Cada persona humana es un don, un regalo del creador para el mundo, siendo único e irrepetible porque fue creado a imagen y semejanza del ser supremo de amor. Mientras que la imagen es la huella, la marca, el sello de Dios en cada ser humano, la semejanza es la capacidad de comunicación, de amistad con Dios. Por esta razón, la persona participa de la naturaleza y vida de Dios, invitado a vivir el amor y la comunión con el Dios Uno y Trino. Esto porque es el ser humano el ser más pleno que existe en la creación, así que por su relación única con Dios posee una identidad propia y particular, por lo cual se puede decir que no existen dos seres humanos iguales en cuanto a su mismidad o ser más profundo (Del Castillo, 2017).

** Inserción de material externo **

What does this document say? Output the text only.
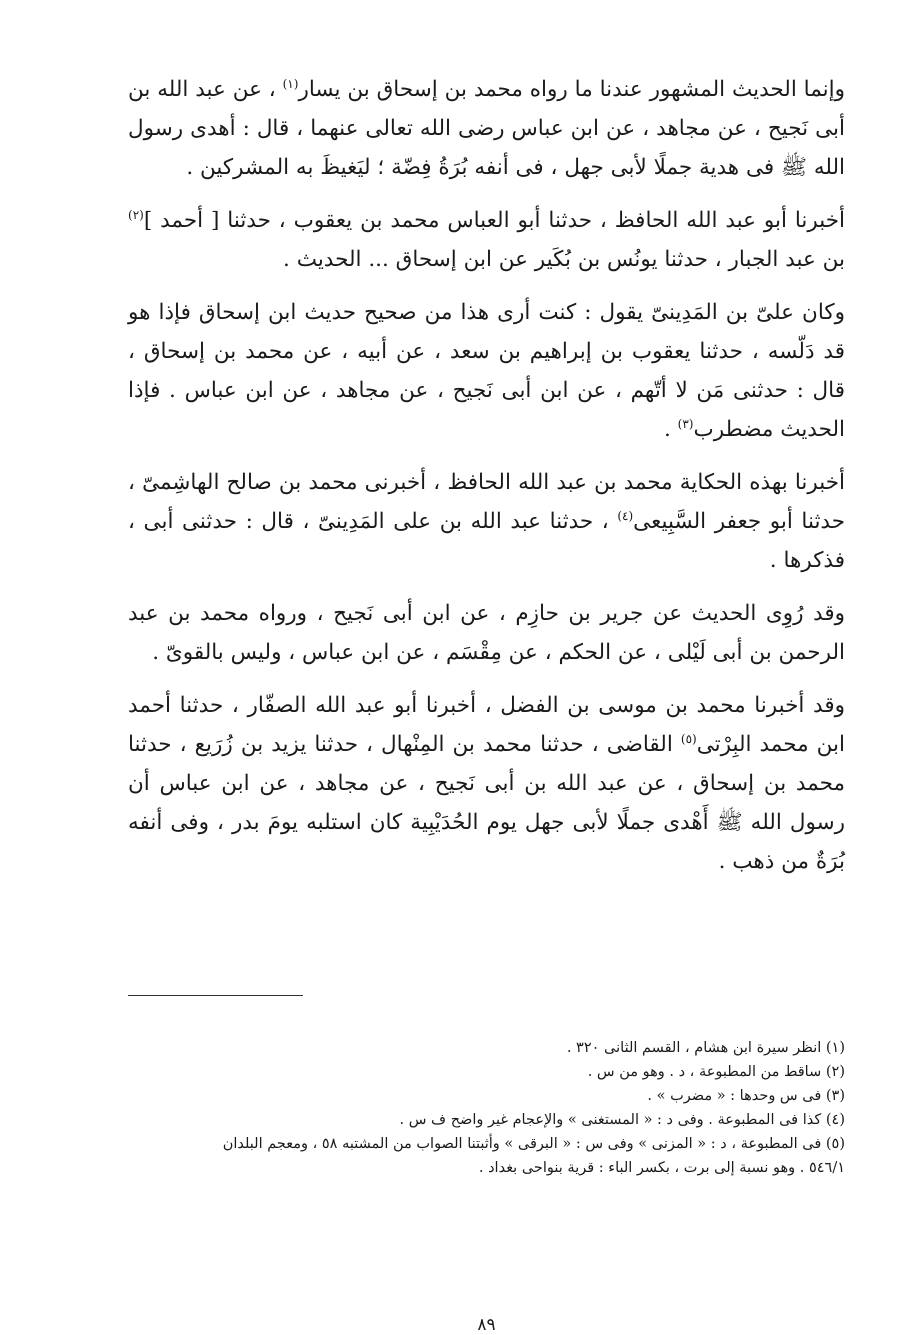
وإنما الحديث المشهور عندنا ما رواه محمد بن إسحاق بن يسار$^{(١)}$ ، عن عبد الله بن أبى نَجيح ، عن مجاهد ، عن ابن عباس رضى الله تعالى عنهما ، قال : أهدى رسول الله ﷺ فى هدية جملًا لأبى جهل ، فى أنفه بُرَةُ فِضّة ؛ ليَغيظَ به المشركين .

أخبرنا أبو عبد الله الحافظ ، حدثنا أبو العباس محمد بن يعقوب ، حدثنا [ أحمد ]$^{(٢)}$ بن عبد الجبار ، حدثنا يونُس بن بُكَير عن ابن إسحاق ... الحديث .

وكان علىّ بن المَدِينىّ يقول : كنت أرى هذا من صحيح حديث ابن إسحاق فإذا هو قد دَلّسه ، حدثنا يعقوب بن إبراهيم بن سعد ، عن أبيه ، عن محمد بن إسحاق ، قال : حدثنى مَن لا أتّهم ، عن ابن أبى نَجيح ، عن مجاهد ، عن ابن عباس . فإذا الحديث مضطرب$^{(٣)}$ .

أخبرنا بهذه الحكاية محمد بن عبد الله الحافظ ، أخبرنى محمد بن صالح الهاشِمىّ ، حدثنا أبو جعفر السَّبِيعى$^{(٤)}$ ، حدثنا عبد الله بن على المَدِينىّ ، قال : حدثنى أبى ، فذكرها .

وقد رُوِى الحديث عن جرير بن حازِم ، عن ابن أبى نَجيح ، ورواه محمد بن عبد الرحمن بن أبى لَيْلى ، عن الحكم ، عن مِقْسَم ، عن ابن عباس ، وليس بالقوىّ .

وقد أخبرنا محمد بن موسى بن الفضل ، أخبرنا أبو عبد الله الصفّار ، حدثنا أحمد ابن محمد البِرْتى$^{(٥)}$ القاضى ، حدثنا محمد بن المِنْهال ، حدثنا يزيد بن زُرَيع ، حدثنا محمد بن إسحاق ، عن عبد الله بن أبى نَجيح ، عن مجاهد ، عن ابن عباس أن رسول الله ﷺ أَهْدى جملًا لأبى جهل يوم الحُدَيْبِية كان استلبه يومَ بدر ، وفى أنفه بُرَةٌ من ذهب .

(١) انظر سيرة ابن هشام ، القسم الثانى ٣٢٠ .

(٢) ساقط من المطبوعة ، د . وهو من س .

(٣) فى س وحدها : « مضرب » .

(٤) كذا فى المطبوعة . وفى د : « المستغنى » والإعجام غير واضح ف س .

(٥) فى المطبوعة ، د : « المزنى » وفى س : « البرقى » وأثبتنا الصواب من المشتبه ٥٨ ، ومعجم البلدان

٥٤٦/١ . وهو نسبة إلى برت ، بكسر الباء : قرية بنواحى بغداد .

٨٩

El ser humano posee en su mismidad los dinamismos de permanencia y despliegue, que son impulsos constitutivos de su ser más íntimo, complementarios entre sí, y que hacen que sea siempre el mismo en cuanto a su ser más profundo, y que se realizan en el amor, la entrega y el servicio. Dichos impulsos fundamentales encuentran su traducción psicológica en las necesidades de seguridad y significación, que expresan la base segura que todo ser humano necesita, así como la recta valoración de sí mismo y la afectividad entendida como la capacidad de vibrar interiormente y la capacidad de amar y ser amado (Del Castillo, 2017).

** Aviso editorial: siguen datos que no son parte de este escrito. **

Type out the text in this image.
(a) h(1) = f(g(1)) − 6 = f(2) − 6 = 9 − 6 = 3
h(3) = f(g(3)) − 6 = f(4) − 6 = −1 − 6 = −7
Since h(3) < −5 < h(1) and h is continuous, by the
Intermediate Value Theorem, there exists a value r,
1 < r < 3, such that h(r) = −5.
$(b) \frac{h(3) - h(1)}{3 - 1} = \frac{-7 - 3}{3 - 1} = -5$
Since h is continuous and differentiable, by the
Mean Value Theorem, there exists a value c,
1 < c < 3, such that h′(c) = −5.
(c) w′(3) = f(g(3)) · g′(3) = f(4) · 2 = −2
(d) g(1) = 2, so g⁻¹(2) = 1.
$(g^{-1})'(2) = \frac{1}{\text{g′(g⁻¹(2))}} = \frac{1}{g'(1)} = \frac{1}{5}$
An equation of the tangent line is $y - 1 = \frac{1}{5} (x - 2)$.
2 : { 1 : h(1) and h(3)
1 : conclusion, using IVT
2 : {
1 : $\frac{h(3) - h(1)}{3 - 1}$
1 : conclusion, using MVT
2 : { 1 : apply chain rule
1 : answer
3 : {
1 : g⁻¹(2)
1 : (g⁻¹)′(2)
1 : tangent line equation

En otras palabras, la persona, es un ser para el encuentro, invitado al amor, es un ser en relación y para la comunicación. Fue creada para vivir en una relación armónica, en los cuatro niveles de relación (Tokumura, 2015).
Por otro lado, Del Castillo (2017) establece que: “También hay que tener en cuenta la existencia del pecado” (p. 14). Entonces el pecado es una herida fundamental, la cual implica la ruptura del hombre en las relaciones fundamentales ya mencionadas: con Dios, consigo mismo, con los demás y con lo creado. Asimismo, oscurece la imagen y hace que se pierda la semejanza que es la capacidad de entrar en comunión plena con Dios. Esto afecta también la capacidad humana de amar correctamente, surge por ejemplo la dependencia emocional, las relaciones tóxicas y las conductas evasivas y adictivas. Por último, es importante recordar que al empañarse la imagen y perder la semejanza, el interior del hombre se ve oscurecido a causa del pecado, sus dinamismos fundamentales y sus necesidades psicológicas son decodificados e interpretados de manera errónea y equivocada (Tokumura, 2015).
Sin embargo, el hombre siempre estará buscando la felicidad y la reconciliación, puesto que sus dinamismos y sus necesidades apuntan al ser supremo, a un ideal trascendente, a un proyecto de vida que implique un propósito y una misión, que lo conduzcan a la felicidad que es el bien supremo perfecto, y su fin es la realización plena en sí mismo (Del Castillo, 2019).
Por todo ello es que, se puede decir que cada ser humano lleva inscrito en su mismidad una nostalgia de reconciliación, un anhelo infinito, una nostalgia de felicidad. La persona humana anhela ser feliz, anhela la paz y armonía, tiene una nostalgia de libertad y permanencia, de seguridad y encuentro que no llega a saciarse sino en el encuentro con el Señor Jesús. A este respecto, San Juan Pablo II (1984), comparte que: “Más la reconciliación no puede ser menos profunda de cuanto es la división. La nostalgia de reconciliación y la reconciliación misma serán plenas y eficaces en la medida en que lleguen -para así sanarla- a aquella laceración primigenia que es la raíz de todas las otras, la cual consiste en el pecado (No. 3).”
“Llamados a la Reconciliación”, espera ser un granito de arena para aquellos buscadores insaciables de paz, armonía, unión, integración y fraternidad. Aquellos que se abren al don de la reconciliación en sus vidas e historias personales, a fin de que la gracia de Dios actué en sus existencias. “Y todo proviene de Dios, que nos reconcilió consigo mismo por Cristo y nos confió el ministerio de la reconciliación” (II Cor. 5, 18).
(Tomado del libro Llamados a la Reconciliación de Del Castillo & Caballero de la página 33 a la 37).